We use the fidelity [32, 28] $\mathcal{F}(t)=\sqrt{\langle\psi(0)|\rho(t)|\psi(0)\rangle}$ to measure the decoherence dynamics of the central spin. Indeed, the coherence of spin qubits is highly affected by the nuclear spins of the host material and their hyperfine coupling to the electron spin. When the system is prepared in the initial state $\ket{\psi(0)}=\ket{1}$, the fidelity can be written as

$$\mathcal{F}(t)=\sqrt{\left|c_{1}(t)c_{1}(0)\right|^{2}}=|G(t)|=|\tilde{G}(t)|$$

(37)

The fidelity illustrated in Fig. (6) and Fig. (6), can be considered in two main regimes. In the weak coupling case, which reflects that the decoherence dynamics of the quantum system is Markovian, $\lambda>2\gamma_{0}$, one has $\chi\,\epsilon\,\mathbb{R}$ ($\chi=\sqrt{1-2\gamma_{0}/\lambda}$) so that $G(t)$ is always positive. Indeed, when there is no more exchange between the qubit and his environment the coupling strength $\gamma_{0}\rightarrow 0$ the fidelity $\lim_{\gamma_{0}\to 0}\mathcal{F}(t)\sim 1$. However, in the strong coupling case, $\lambda<2\gamma_{0}$ one has $\chi\,\epsilon\,\mathrm{i}\mathbb{R}$, so that $G(t)$ oscillates between positive and negative values going through zero.
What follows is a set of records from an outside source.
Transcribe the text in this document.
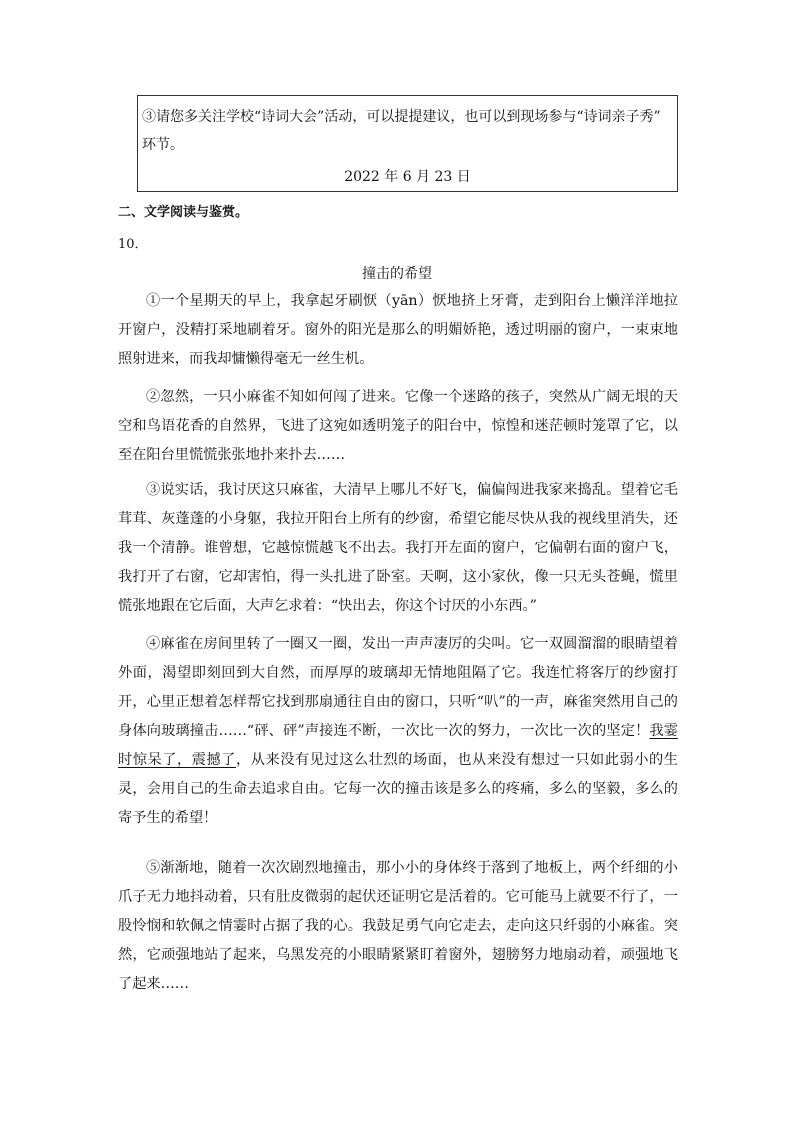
③请您多关注学校“诗词大会”活动，可以提提建议，也可以到现场参与“诗词亲子秀”
环节。
2022 年 6 月 23 日
二、文学阅读与鉴赏。
10．
撞击的希望
①一个星期天的早上，我拿起牙刷恹（yān）恹地挤上牙膏，走到阳台上懒洋洋地拉开窗户，没精打采地刷着牙。窗外的阳光是那么的明媚娇艳，透过明丽的窗户，一束束地照射进来，而我却慵懒得毫无一丝生机。
②忽然，一只小麻雀不知如何闯了进来。它像一个迷路的孩子，突然从广阔无垠的天空和鸟语花香的自然界，飞进了这宛如透明笼子的阳台中，惊惶和迷茫顿时笼罩了它，以至在阳台里慌慌张张地扑来扑去……
③说实话，我讨厌这只麻雀，大清早上哪儿不好飞，偏偏闯进我家来捣乱。望着它毛茸茸、灰蓬蓬的小身躯，我拉开阳台上所有的纱窗，希望它能尽快从我的视线里消失，还我一个清静。谁曾想，它越惊慌越飞不出去。我打开左面的窗户，它偏朝右面的窗户飞，我打开了右窗，它却害怕，得一头扎进了卧室。天啊，这小家伙，像一只无头苍蝇，慌里慌张地跟在它后面，大声乞求着：“快出去，你这个讨厌的小东西。”
④麻雀在房间里转了一圈又一圈，发出一声声凄厉的尖叫。它一双圆溜溜的眼睛望着外面，渴望即刻回到大自然，而厚厚的玻璃却无情地阻隔了它。我连忙将客厅的纱窗打开，心里正想着怎样帮它找到那扇通往自由的窗口，只听“叭”的一声，麻雀突然用自己的身体向玻璃撞击……“砰、砰”声接连不断，一次比一次的努力，一次比一次的坚定！我霎时惊呆了，震撼了，从来没有见过这么壮烈的场面，也从来没有想过一只如此弱小的生灵，会用自己的生命去追求自由。它每一次的撞击该是多么的疼痛，多么的坚毅，多么的寄予生的希望！
⑤渐渐地，随着一次次剧烈地撞击，那小小的身体终于落到了地板上，两个纤细的小爪子无力地抖动着，只有肚皮微弱的起伏还证明它是活着的。它可能马上就要不行了，一股怜悯和软佩之情霎时占据了我的心。我鼓足勇气向它走去，走向这只纤弱的小麻雀。突然，它顽强地站了起来，乌黑发亮的小眼睛紧紧盯着窗外，翅膀努力地扇动着，顽强地飞了起来……
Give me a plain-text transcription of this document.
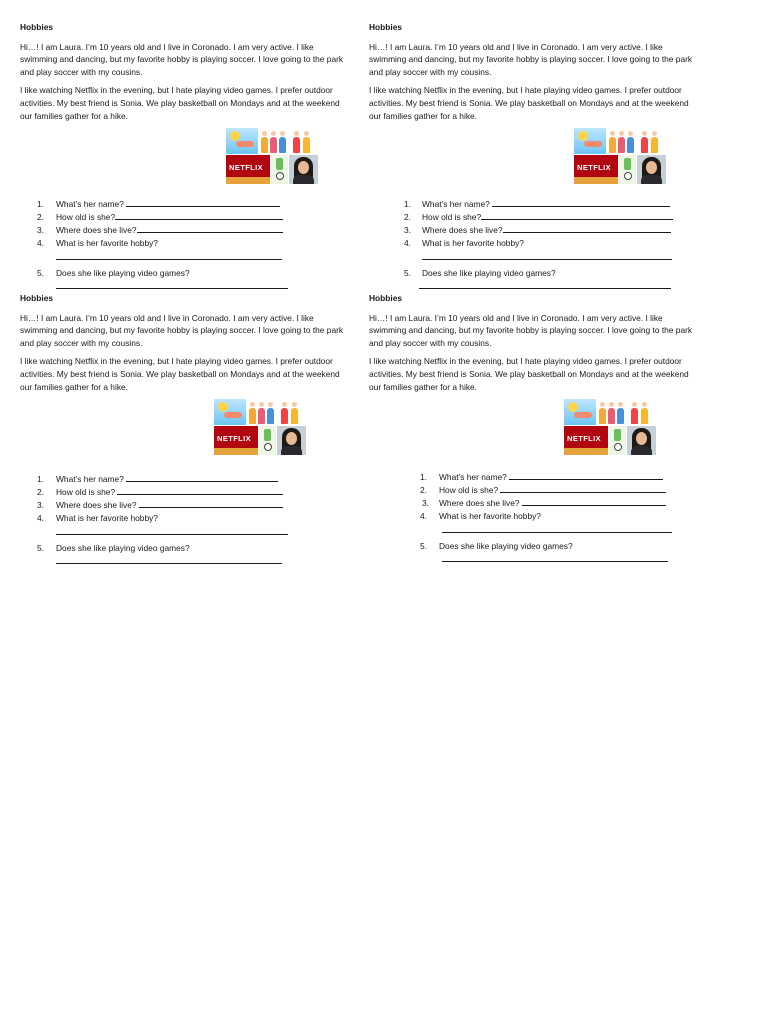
Hobbies

Hi…! I am Laura. I’m 10 years old and I live in Coronado. I am very active. I like swimming and dancing, but my favorite hobby is playing soccer. I love going to the park and play soccer with my cousins.

I like watching Netflix in the evening, but I hate playing video games. I prefer outdoor activities. My best friend is Sonia. We play basketball on Mondays and at the weekend our families gather for a hike.

NETFLIX
1. What’s her name?
2. How old is she?
3. Where does she live?
4. What is her favorite hobby?
5. Does she like playing video games?
Hobbies

Hi…! I am Laura. I’m 10 years old and I live in Coronado. I am very active. I like swimming and dancing, but my favorite hobby is playing soccer. I love going to the park and play soccer with my cousins.

I like watching Netflix in the evening, but I hate playing video games. I prefer outdoor activities. My best friend is Sonia. We play basketball on Mondays and at the weekend our families gather for a hike.

NETFLIX
1. What’s her name?
2. How old is she?
3. Where does she live?
4. What is her favorite hobby?
5. Does she like playing video games?
Hobbies

Hi…! I am Laura. I’m 10 years old and I live in Coronado. I am very active. I like swimming and dancing, but my favorite hobby is playing soccer. I love going to the park and play soccer with my cousins.

I like watching Netflix in the evening, but I hate playing video games. I prefer outdoor activities. My best friend is Sonia. We play basketball on Mondays and at the weekend our families gather for a hike.

NETFLIX
1. What’s her name?
2. How old is she?
3. Where does she live?
4. What is her favorite hobby?
5. Does she like playing video games?
Hobbies

Hi…! I am Laura. I’m 10 years old and I live in Coronado. I am very active. I like swimming and dancing, but my favorite hobby is playing soccer. I love going to the park and play soccer with my cousins.

I like watching Netflix in the evening, but I hate playing video games. I prefer outdoor activities. My best friend is Sonia. We play basketball on Mondays and at the weekend our families gather for a hike.

NETFLIX
1. What’s her name?
2. How old is she?
3. Where does she live?
4. What is her favorite hobby?
5. Does she like playing video games?
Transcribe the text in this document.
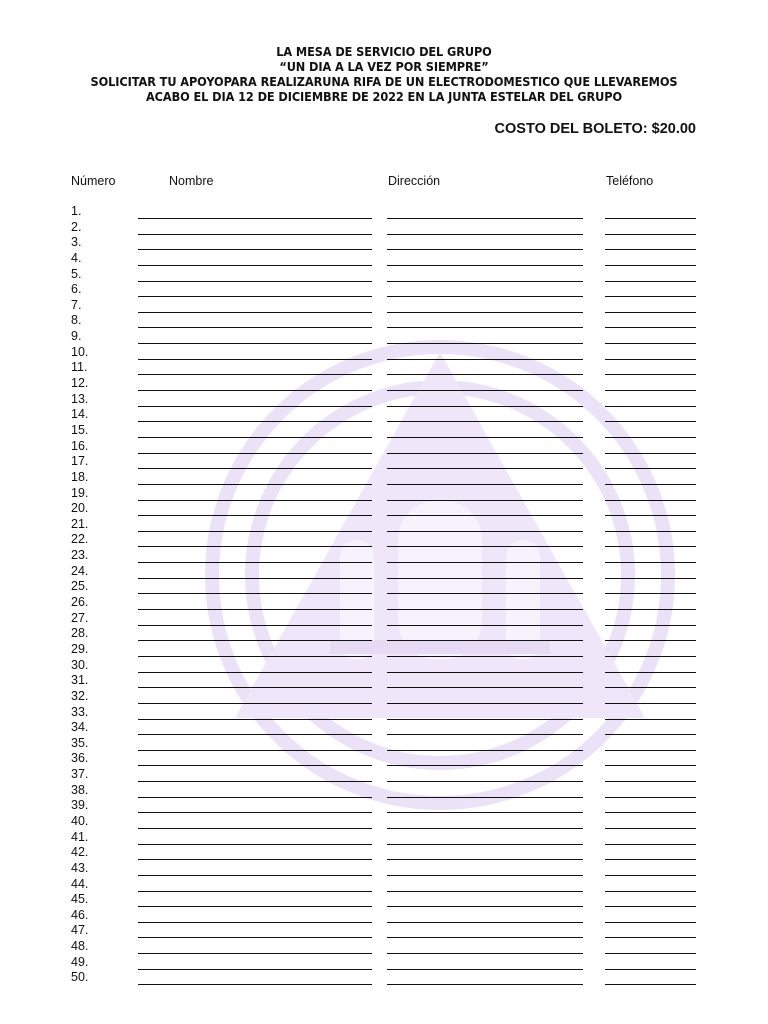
LA MESA DE SERVICIO DEL GRUPO
“UN DIA A LA VEZ POR SIEMPRE”
SOLICITAR TU APOYOPARA REALIZARUNA RIFA DE UN ELECTRODOMESTICO QUE LLEVAREMOS
ACABO EL DIA 12 DE DICIEMBRE DE 2022 EN LA JUNTA ESTELAR DEL GRUPO
COSTO DEL BOLETO: $20.00
Número	Nombre	Dirección	Teléfono
1.
2.
3.
4.
5.
6.
7.
8.
9.
10.
11.
12.
13.
14.
15.
16.
17.
18.
19.
20.
21.
22.
23.
24.
25.
26.
27.
28.
29.
30.
31.
32.
33.
34.
35.
36.
37.
38.
39.
40.
41.
42.
43.
44.
45.
46.
47.
48.
49.
50.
This means the fidelity $\mathcal{F}(t)$ will then decay with an oscillating. Indeed in Fig. (6) by observing the contrast between the light blue and dark blue areas when $\lambda/\gamma_{0}<1$ , in another word the fidelity has a revival, which means the quantum information flow bounces from the spin bath back to the qubit system. This is the signature of non-Markovian behavior.